Even then, circumstances inevitably come when no one else can teach us enough or model enough or be wise enough to keep us from having to learn many things through the pain of making mistakes that affect ourselves and those we love. At such times we feel there is no hope: if we can't protect those we love, help those we love, how can life be endured?
Fortunately, we are not left to our own devices. Even more wonderful is this: those we love do not need to rely only on our finite capacity to help and coach and fix stuff. All of us: ourselves, our loved ones, the frail, fragile and floundering folks in the world around us, all of us have full, complete, total, utter access to a loving creator who longs to help us if we will only open ourselves to that possibility.
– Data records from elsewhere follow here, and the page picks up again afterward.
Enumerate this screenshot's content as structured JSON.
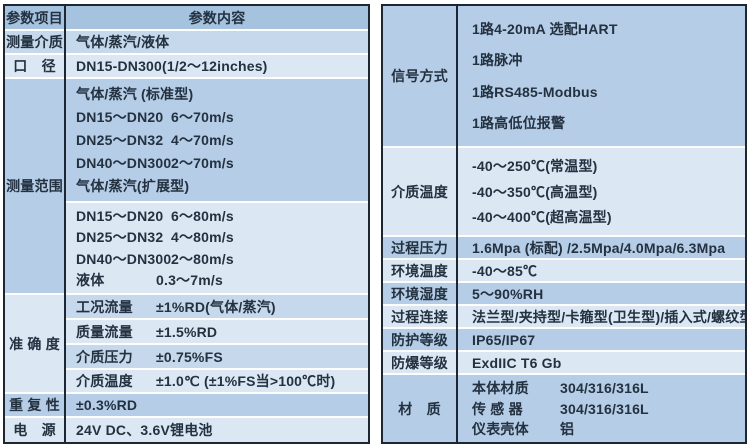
{
  "colors": {
    "outer_border": "#1c2733",
    "header_bg": "#a5c2de",
    "band_dark": "#b5cde6",
    "band_mid": "#c6d8eb",
    "band_light": "#dbe7f3",
    "row_separator": "#fdfdfd",
    "text": "#233140"
  },
  "left": {
    "header": {
      "label": "参数项目",
      "content": "参数内容"
    },
    "r_medium": {
      "label": "测量介质",
      "content": "气体/蒸汽/液体"
    },
    "r_diameter": {
      "label": "口　径",
      "content": "DN15-DN300(1/2～12inches)"
    },
    "r_range": {
      "label": "测量范围",
      "band_a": {
        "l1": "气体/蒸汽 (标准型)",
        "l2n": "DN15～DN20",
        "l2v": "6～70m/s",
        "l3n": "DN25～DN32",
        "l3v": "4～70m/s",
        "l4n": "DN40～DN300",
        "l4v": "2～70m/s",
        "l5": "气体/蒸汽(扩展型)"
      },
      "band_b": {
        "l1n": "DN15～DN20",
        "l1v": "6～80m/s",
        "l2n": "DN25～DN32",
        "l2v": "4～80m/s",
        "l3n": "DN40～DN300",
        "l3v": "2～80m/s",
        "l4n": "液体",
        "l4v": "0.3～7m/s"
      }
    },
    "r_accuracy": {
      "label": "准 确 度",
      "rows": [
        {
          "name": "工况流量",
          "value": "±1%RD(气体/蒸汽)"
        },
        {
          "name": "质量流量",
          "value": "±1.5%RD"
        },
        {
          "name": "介质压力",
          "value": "±0.75%FS"
        },
        {
          "name": "介质温度",
          "value": "±1.0℃ (±1%FS当>100℃时)"
        }
      ]
    },
    "r_repeat": {
      "label": "重 复 性",
      "content": "±0.3%RD"
    },
    "r_power": {
      "label": "电　源",
      "content": "24V DC、3.6V锂电池"
    }
  },
  "right": {
    "r_signal": {
      "label": "信号方式",
      "lines": [
        "1路4-20mA 选配HART",
        "1路脉冲",
        "1路RS485-Modbus",
        "1路高低位报警"
      ]
    },
    "r_mtemp": {
      "label": "介质温度",
      "lines": [
        "-40～250℃(常温型)",
        "-40～350℃(高温型)",
        "-40～400℃(超高温型)"
      ]
    },
    "r_pressure": {
      "label": "过程压力",
      "content": "1.6Mpa (标配) /2.5Mpa/4.0Mpa/6.3Mpa"
    },
    "r_atemp": {
      "label": "环境温度",
      "content": "-40～85℃"
    },
    "r_humidity": {
      "label": "环境湿度",
      "content": "5～90%RH"
    },
    "r_connection": {
      "label": "过程连接",
      "content": "法兰型/夹持型/卡箍型(卫生型)/插入式/螺纹型"
    },
    "r_ip": {
      "label": "防护等级",
      "content": "IP65/IP67"
    },
    "r_ex": {
      "label": "防爆等级",
      "content": "ExdIIC T6 Gb"
    },
    "r_material": {
      "label": "材　质",
      "rows": [
        {
          "name": "本体材质",
          "value": "304/316/316L"
        },
        {
          "name": "传 感 器",
          "value": "304/316/316L"
        },
        {
          "name": "仪表壳体",
          "value": "铝"
        }
      ]
    }
  }
}
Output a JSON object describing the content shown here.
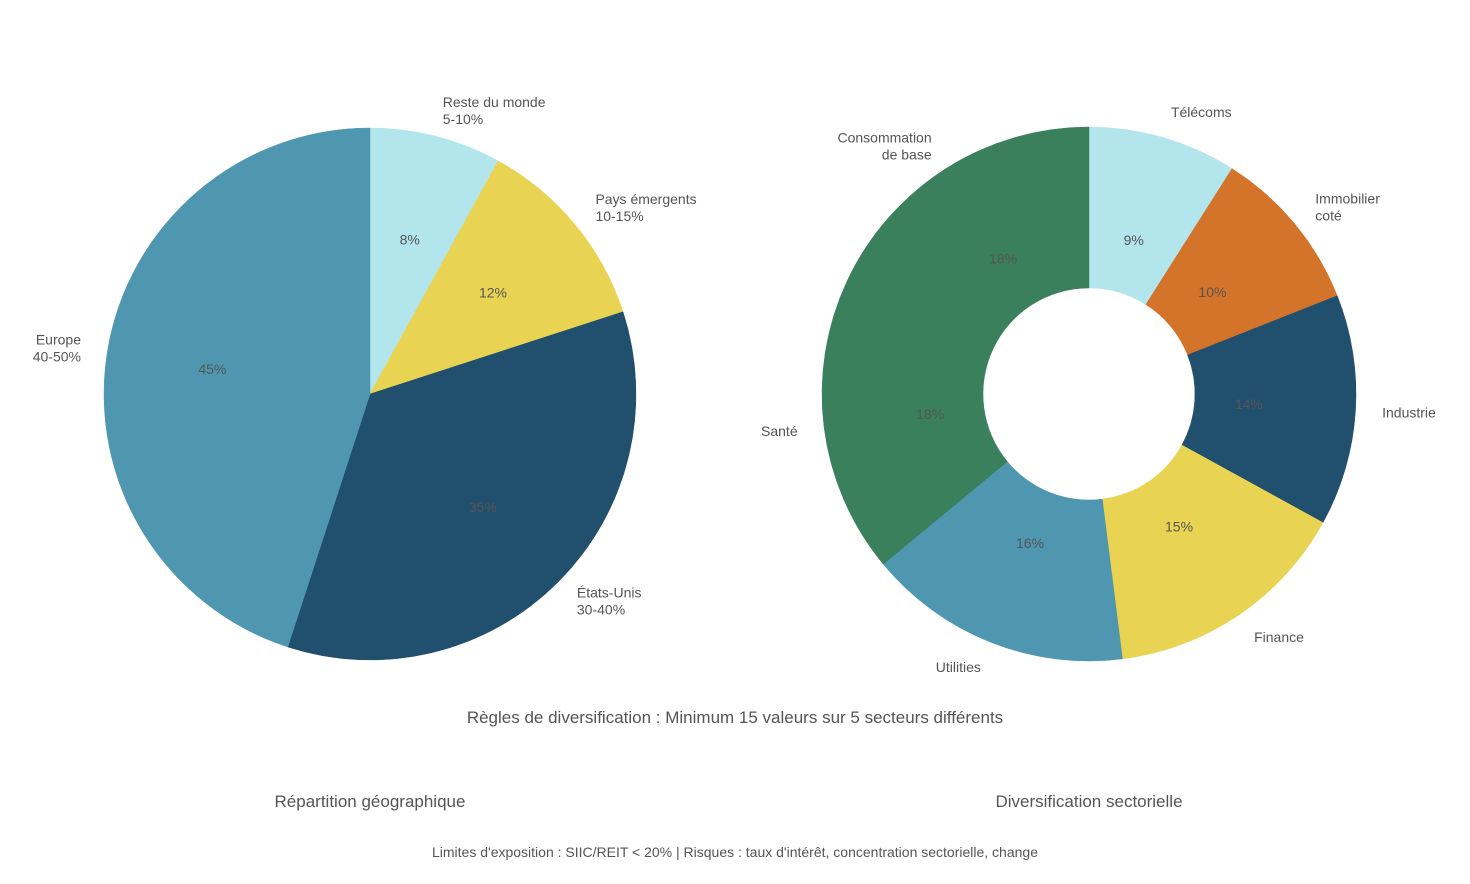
{
  "chart_data": [
    {
      "type": "pie",
      "title": "Répartition géographique",
      "slices": [
        {
          "name": "Reste du monde",
          "range": "5-10%",
          "value": 8,
          "label": "8%",
          "color": "#b3e5ec"
        },
        {
          "name": "Pays émergents",
          "range": "10-15%",
          "value": 12,
          "label": "12%",
          "color": "#e8d452"
        },
        {
          "name": "États-Unis",
          "range": "30-40%",
          "value": 35,
          "label": "35%",
          "color": "#214f6e"
        },
        {
          "name": "Europe",
          "range": "40-50%",
          "value": 45,
          "label": "45%",
          "color": "#4f97b0"
        }
      ]
    },
    {
      "type": "donut",
      "title": "Diversification sectorielle",
      "slices": [
        {
          "name": "Télécoms",
          "value": 9,
          "label": "9%",
          "color": "#b3e5ec"
        },
        {
          "name": "Immobilier\ncoté",
          "value": 10,
          "label": "10%",
          "color": "#d4742b"
        },
        {
          "name": "Industrie",
          "value": 14,
          "label": "14%",
          "color": "#214f6e"
        },
        {
          "name": "Finance",
          "value": 15,
          "label": "15%",
          "color": "#e8d452"
        },
        {
          "name": "Utilities",
          "value": 16,
          "label": "16%",
          "color": "#4f97b0"
        },
        {
          "name": "Santé",
          "value": 18,
          "label": "18%",
          "color": "#3a805c"
        },
        {
          "name": "Consommation\nde base",
          "value": 18,
          "label": "18%",
          "color": "#3a805c"
        }
      ]
    }
  ],
  "note": "Règles de diversification : Minimum 15 valeurs sur 5 secteurs différents",
  "footer": "Limites d'exposition : SIIC/REIT < 20% | Risques : taux d'intérêt, concentration sectorielle, change"
}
So I have come to love this verse from Corinthians 13:12 For now we see only a reflection as in a mirror; then we shall see face to face. Now I know in part; then I shall know fully, even as I am fully known. It is not a sin that I am less than perfectly wise and strong, bur rather it is part of God's plan that I might humbly turn to God for help in every trouble, learning to trust God's constancy and ability and willingness to pour good things into my life. Acknowledging my limitations is actually the path to a great capacity to do good in the name of and by the power of my Lord.
So, I've learned to be a little less certain of my understanding and more willing to be enlightened and empowered.